Moi aussi je suis un peu comme ca – au gens du pays qui me demandent après ma santé je dis toujours que je commencerai par en mourir avec eux et qu’après ma maladie sera morte.
Cela ne veut pas dire que je n’aurai pas des temps considerables de repit.
Mais une fois qu’on est malade pour de vrai on sait bien que l’on ne peut pas attrapper deux fois la maladie, c’est la meme chose que la jeunesse ou la vieillesse, la santé ou la maladie.
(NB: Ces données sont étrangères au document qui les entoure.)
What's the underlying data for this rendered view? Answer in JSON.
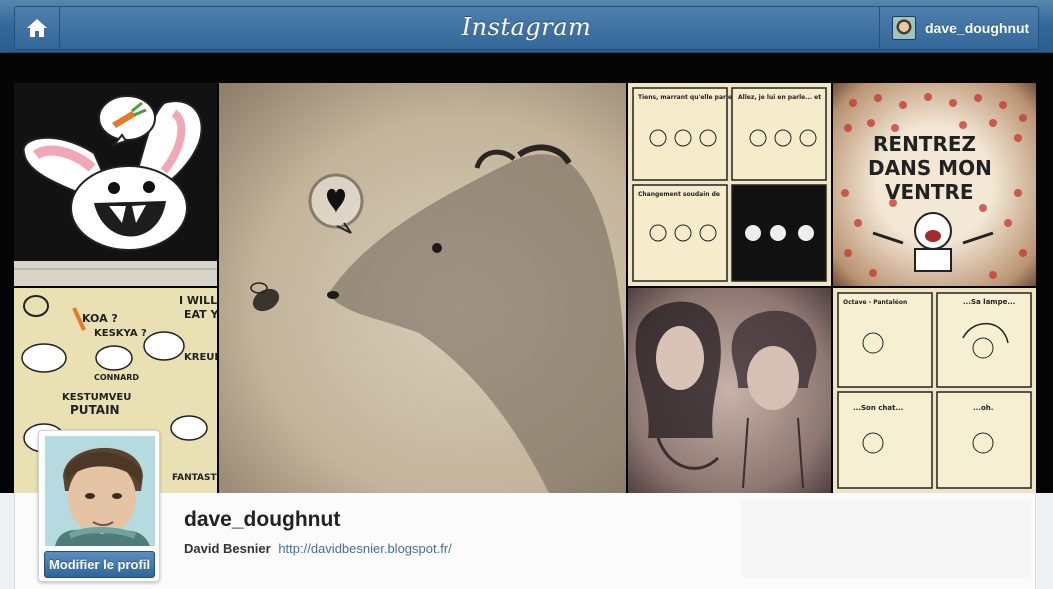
{
  "nav": {
    "logo_text": "Instagram",
    "username": "dave_doughnut"
  },
  "cover": {
    "tile_labels": {
      "bunny_bubble": "",
      "doodles": [
        "KOA ?",
        "KESKYA ?",
        "I WILL EAT YOU",
        "KREUH KREUH",
        "CONNARD",
        "KESTUMVEU PUTAIN",
        "FANTASTIQUE"
      ],
      "comic_top": [
        "Tiens, marrant qu'elle parle de ça... il m'est aussi arrivé un truc dans le genre...",
        "Allez, je lui en parle... et direct après, l'histoire de Marco qui la fera rire...",
        "Changement soudain de sujet de conversation"
      ],
      "rentrez": "RENTREZ DANS MON VENTRE",
      "comic_bottom": [
        "Octave - Pantaléon aime bien toucher du doigt...",
        "...Sa lampe...",
        "...Son chat...",
        "...oh."
      ]
    }
  },
  "profile": {
    "username": "dave_doughnut",
    "full_name": "David Besnier",
    "website": "http://davidbesnier.blogspot.fr/",
    "edit_button": "Modifier le profil"
  },
  "colors": {
    "nav_blue": "#33679b",
    "link_blue": "#3f729b",
    "button_blue": "#2f6599"
  }
}
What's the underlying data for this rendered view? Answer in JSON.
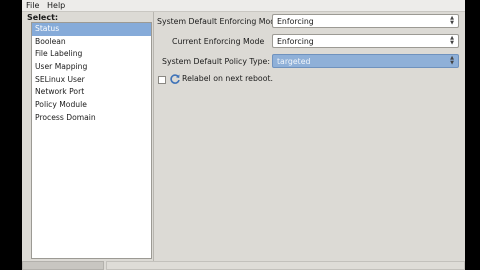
{
  "menubar": {
    "file": "File",
    "help": "Help"
  },
  "sidebar": {
    "label": "Select:",
    "items": [
      "Status",
      "Boolean",
      "File Labeling",
      "User Mapping",
      "SELinux User",
      "Network Port",
      "Policy Module",
      "Process Domain"
    ],
    "selected": "Status"
  },
  "status": {
    "default_mode_label": "System Default Enforcing Mode",
    "default_mode_value": "Enforcing",
    "current_mode_label": "Current Enforcing Mode",
    "current_mode_value": "Enforcing",
    "policy_type_label": "System Default Policy Type:",
    "policy_type_value": "targeted",
    "relabel_label": "Relabel on next reboot.",
    "relabel_checked": false
  },
  "colors": {
    "selection": "#86abd9",
    "active_combo": "#8fb0d8",
    "window_bg": "#dcdad5"
  }
}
Seulement sache le bien que moi comme toi je fais ce que me dit lemédecin tant que je peux. et que je considère cela comme une partie du travail et du devoir qu’on a à accomplir.
Je dois dire ceci que les voisins &c.17 sont d’une bonté particulière pour moi, tout le monde souffrant ici soit de fievre soit d’hallucination ou folie, on s’entend comme des gens d’une même famille.
J’ai été hier revoir la fille où j’étais allé dans mon égarement.18 On me disait là que des chôses comme ça ici dans le pays n’a rien d’étonnant. Elle en avait soufferte et s’etait évanouie mais avait repris son calme. Et d’ailleurs on dit du bien d’elle.
Mais pour me considérer moi comme tout à fait sain, il ne faut pas le faire.
Les gens du pays qui sont malades comme moi me disent bien la vérité. On peut vivre vieux ou jeune mais on aura toujours des moments où l’on perd la tête.
Je ne te demande donc pas de dire de moi que je n’ai rien ou n’aurai rien.
Seulement le Ricord de cela c’est probablement Raspail.19 Les fievres de pays je ne les ai pas encore euses et cela aussi je pourrais encore les attrapper. Mais ici on est déjà malin dans tout cela à l’hospice et donc du moment qu’on n’a pas de fausse honte et dit franchement ce qu’on sent on n’y peut mal.
Je termine cette lettre pour ce soir, avec bonne poignee de main en pensee.